Bereits die faktische Herrschaft der OHL unter Hindenburg und Ludendorff wird von vielen Historikern als 'Militärdiktatur' bezeichnet, die die meisten politischen Entscheidungen autonom traf und dabei weder die Mehrheiten im Reichstag noch die Meinung des Kaisers berücksichtigte. Als OHL verhinderten sie ein früheres Kriegsende und waren entschiedene Gegner des vom Reichstag geforderten Verständigungsfriedens. Mit der 'Dolchstoßlegende' befeuerten sie die Mobilisierung der antidemokratischen Kräfte gegen die Weimarer Republik. Obwohl sich Hindenburg lange an die Buchstaben der Weimarer Verfassung hielt, war er kein Demokrat. Statt die Bildung einer Reichstagskoalition abzuwarten, ernannte er 1930 eigenmächtig Brüning zum Reichskanzler, der auf Hindenburgs Vertrauen gestützt unabhängig vom Parlament mit Notverordnungen regierte. Er nutzte mit Artikel 48 die Schwächen der Verfassung aus und löste 1930 den Reichstag auf, womit er erneut entscheidend zur Radikalisierung der Politik beitrug, weil die demokratischen Parteien nun zwischen den antidemokratischen Kräften von Kommunisten und Nationalsozialisten in der Minderheit waren. Besonders schwerwiegend waren aber seine Berufung Adolf Hitlers zum Reichskanzler und seine nachfolgende Unterstützung. Als Reichspräsident hätte er niemals – und ohne Zwang – die Verordnungen und das Ermächtigungsgesetz unterzeichnen dürfen, die die freiheitlichen und demokratischen Grundrechte der Verfassung aufhoben und die nationalsozialistische Diktatur erst ermöglichten.


Empfehlung

Umbenennung (einstimmig)


Vorschlag

Die Kommission hat unverbindlich vorgeschlagen: Otto Wels (1873-1939). SPD-Vorsitzender, der die letzten freien Worte im Deutschen Reichstag gegen das Ermächtigungsgesetz sprach, Exil 1933.

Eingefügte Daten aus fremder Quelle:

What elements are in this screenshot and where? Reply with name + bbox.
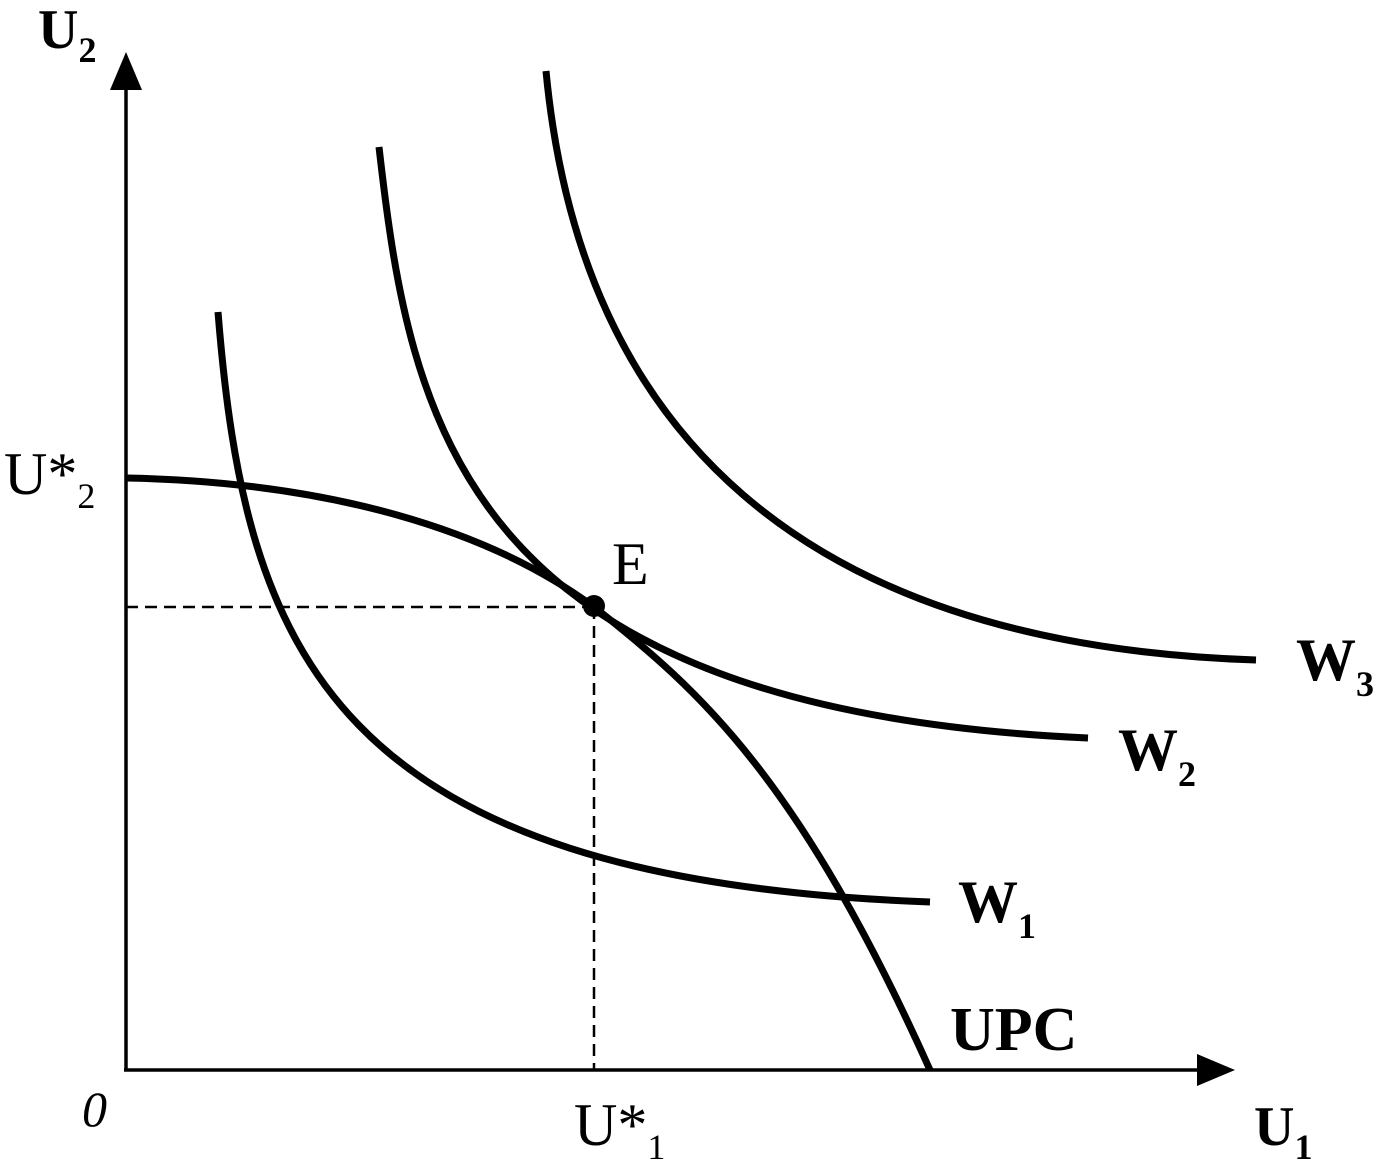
upc-label: UPC xyxy=(950,996,1077,1064)
w1-label: W1 xyxy=(958,869,1036,946)
x-axis-label: U1 xyxy=(1254,1096,1312,1163)
w3-curve xyxy=(542,70,1257,664)
point-e-label: E xyxy=(612,531,649,597)
x-star-label: U*1 xyxy=(574,1092,665,1163)
w1-label-sub: 1 xyxy=(1018,906,1036,946)
y-axis-label-sub: 2 xyxy=(78,30,96,70)
x-axis-label-sub: 1 xyxy=(1294,1127,1312,1163)
origin-label: 0 xyxy=(82,1081,107,1137)
y-star-label: U*2 xyxy=(4,441,95,516)
w3-label: W3 xyxy=(1296,627,1374,704)
w1-curve xyxy=(214,311,931,906)
y-axis-label: U2 xyxy=(38,0,96,70)
w2-label-sub: 2 xyxy=(1178,754,1196,794)
equilibrium-point-e xyxy=(583,595,605,617)
y-star-label-sub: 2 xyxy=(77,476,95,516)
w2-label: W2 xyxy=(1118,717,1196,794)
w2-curve xyxy=(375,146,1089,742)
x-axis-arrowhead xyxy=(1197,1054,1235,1086)
w3-label-sub: 3 xyxy=(1356,664,1374,704)
y-axis-arrowhead xyxy=(110,52,142,90)
x-star-label-sub: 1 xyxy=(647,1127,665,1163)
upc-curve xyxy=(125,474,934,1072)
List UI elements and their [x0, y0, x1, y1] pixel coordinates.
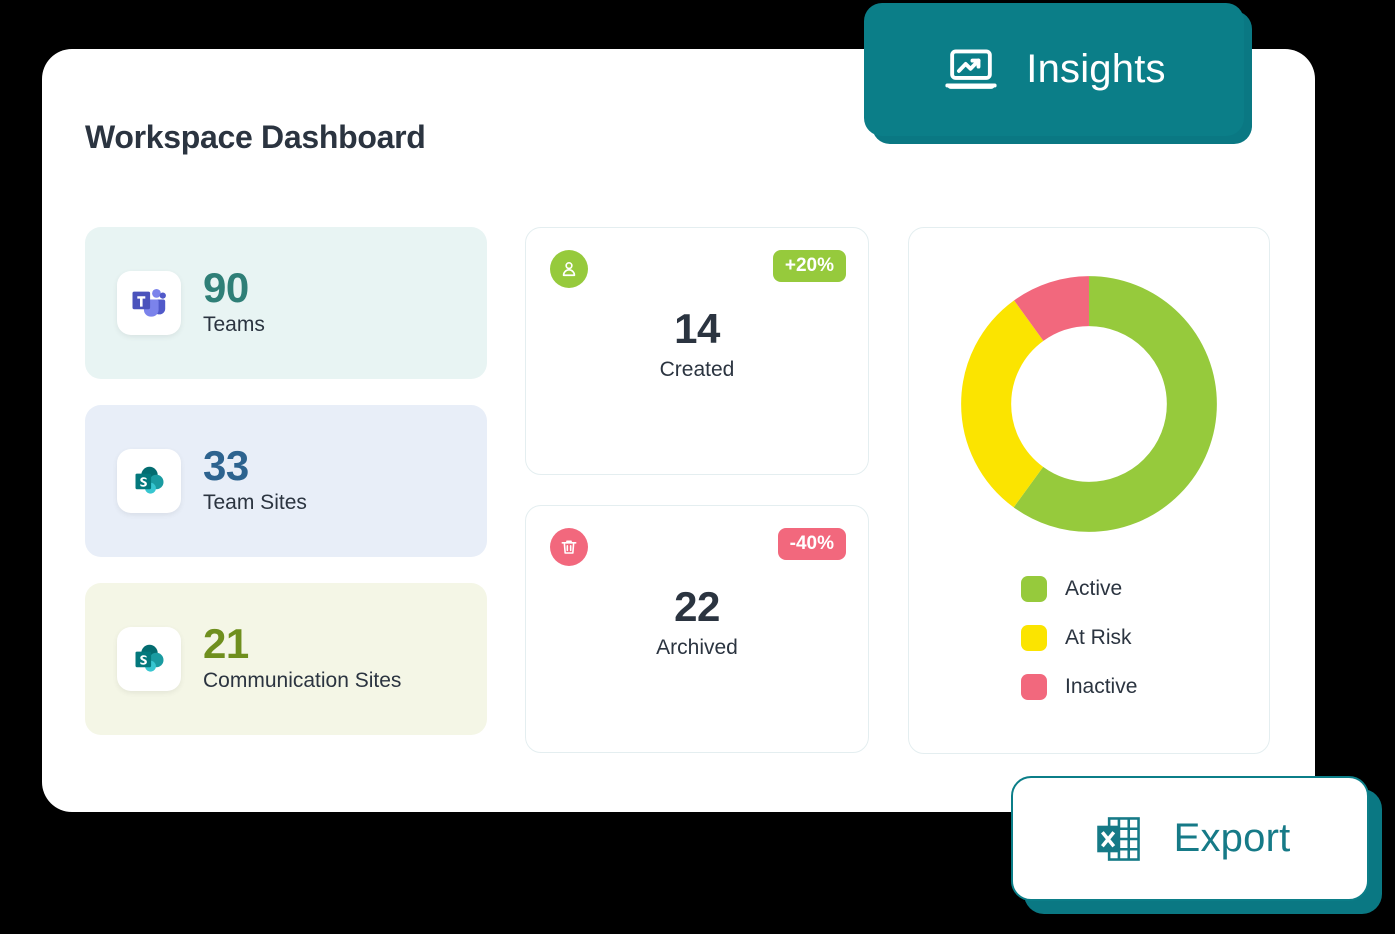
legend-label-at-risk: At Risk: [1065, 626, 1132, 649]
metric-label-created: Created: [659, 358, 735, 382]
legend-item-at-risk: At Risk: [1021, 625, 1137, 651]
stat-cards-column: 90 Teams 33 Team Sites: [85, 227, 487, 735]
metric-card-created[interactable]: +20% 14 Created: [525, 227, 869, 475]
metric-value-created: 14: [674, 305, 720, 352]
stat-value-communication-sites: 21: [203, 619, 249, 667]
legend-swatch-at-risk: [1021, 625, 1047, 651]
stat-value-teams: 90: [203, 263, 249, 311]
donut-chart-svg: [961, 276, 1217, 532]
metric-body-created: 14 Created: [526, 305, 868, 382]
stat-label-communication-sites: Communication Sites: [203, 668, 402, 692]
stat-label-team-sites: Team Sites: [203, 490, 307, 514]
legend-label-active: Active: [1065, 577, 1123, 600]
dashboard-panel: Workspace Dashboard 90 Teams: [42, 49, 1315, 812]
export-button-label: Export: [1173, 816, 1291, 860]
legend-swatch-active: [1021, 576, 1047, 602]
donut-segment-at-risk: [961, 276, 1217, 532]
legend-swatch-inactive: [1021, 674, 1047, 700]
status-chart-card: Active At Risk Inactive: [908, 227, 1270, 754]
stat-text-communication-sites: 21 Communication Sites: [203, 619, 402, 695]
icon-tile-teams: [117, 271, 181, 335]
metric-body-archived: 22 Archived: [526, 583, 868, 660]
donut-segment-inactive: [961, 276, 1217, 532]
metric-delta-created: +20%: [772, 250, 846, 282]
stat-card-team-sites[interactable]: 33 Team Sites: [85, 405, 487, 557]
sharepoint-icon: [135, 466, 164, 494]
trash-icon: [550, 528, 588, 566]
sharepoint-icon: [135, 644, 164, 672]
insights-button-label: Insights: [1026, 47, 1166, 91]
insights-button[interactable]: Insights: [864, 3, 1244, 136]
stat-card-teams[interactable]: 90 Teams: [85, 227, 487, 379]
stat-text-team-sites: 33 Team Sites: [203, 441, 307, 517]
metric-cards-column: +20% 14 Created -40% 22: [525, 227, 869, 753]
stat-label-teams: Teams: [203, 312, 265, 336]
icon-tile-team-sites: [117, 449, 181, 513]
legend-item-active: Active: [1021, 576, 1137, 602]
excel-icon: [1096, 816, 1140, 861]
laptop-chart-icon: [945, 48, 997, 89]
chart-legend: Active At Risk Inactive: [1021, 576, 1137, 700]
legend-label-inactive: Inactive: [1065, 675, 1138, 698]
microsoft-teams-icon: [132, 289, 166, 317]
export-button[interactable]: Export: [1011, 776, 1369, 901]
stat-text-teams: 90 Teams: [203, 263, 265, 339]
metric-card-archived[interactable]: -40% 22 Archived: [525, 505, 869, 753]
icon-tile-communication-sites: [117, 627, 181, 691]
chart-column: Active At Risk Inactive: [908, 227, 1270, 754]
donut-chart: [950, 265, 1228, 543]
page-title: Workspace Dashboard: [85, 119, 426, 155]
metric-label-archived: Archived: [656, 636, 738, 660]
metric-delta-archived: -40%: [777, 528, 846, 560]
user-icon: [550, 250, 588, 288]
stat-card-communication-sites[interactable]: 21 Communication Sites: [85, 583, 487, 735]
metric-value-archived: 22: [674, 583, 720, 630]
stat-value-team-sites: 33: [203, 441, 249, 489]
legend-item-inactive: Inactive: [1021, 674, 1137, 700]
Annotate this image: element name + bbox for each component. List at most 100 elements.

Umbenannt in: (Gemeinderatsbeschluss vom 03.03.2020)

Otto-Wels-Straße
Otto Wels, 1873–1939, SPD-Vorsitzender. Hielt im März 1933 die letzte freie Rede im Reichstag gegen das nationalsozialistische „Ermächtigungsgesetz“. Aufbau der Exilorganisation der SPD.

Zusatzschild:
Diese Straße war von 1927-2020 nach Paul von Hindenburg benannt. Die Umbenennung erfolgte aufgrund seiner Mitverantwortung für die Fortsetzung des Ersten Weltkrieges, Verbreitung der „Dolchstoßlegende“, Ernennung von Adolf Hitler zum Reichskanzler und Unterzeichnung des „Ermächtigungsgesetzes“.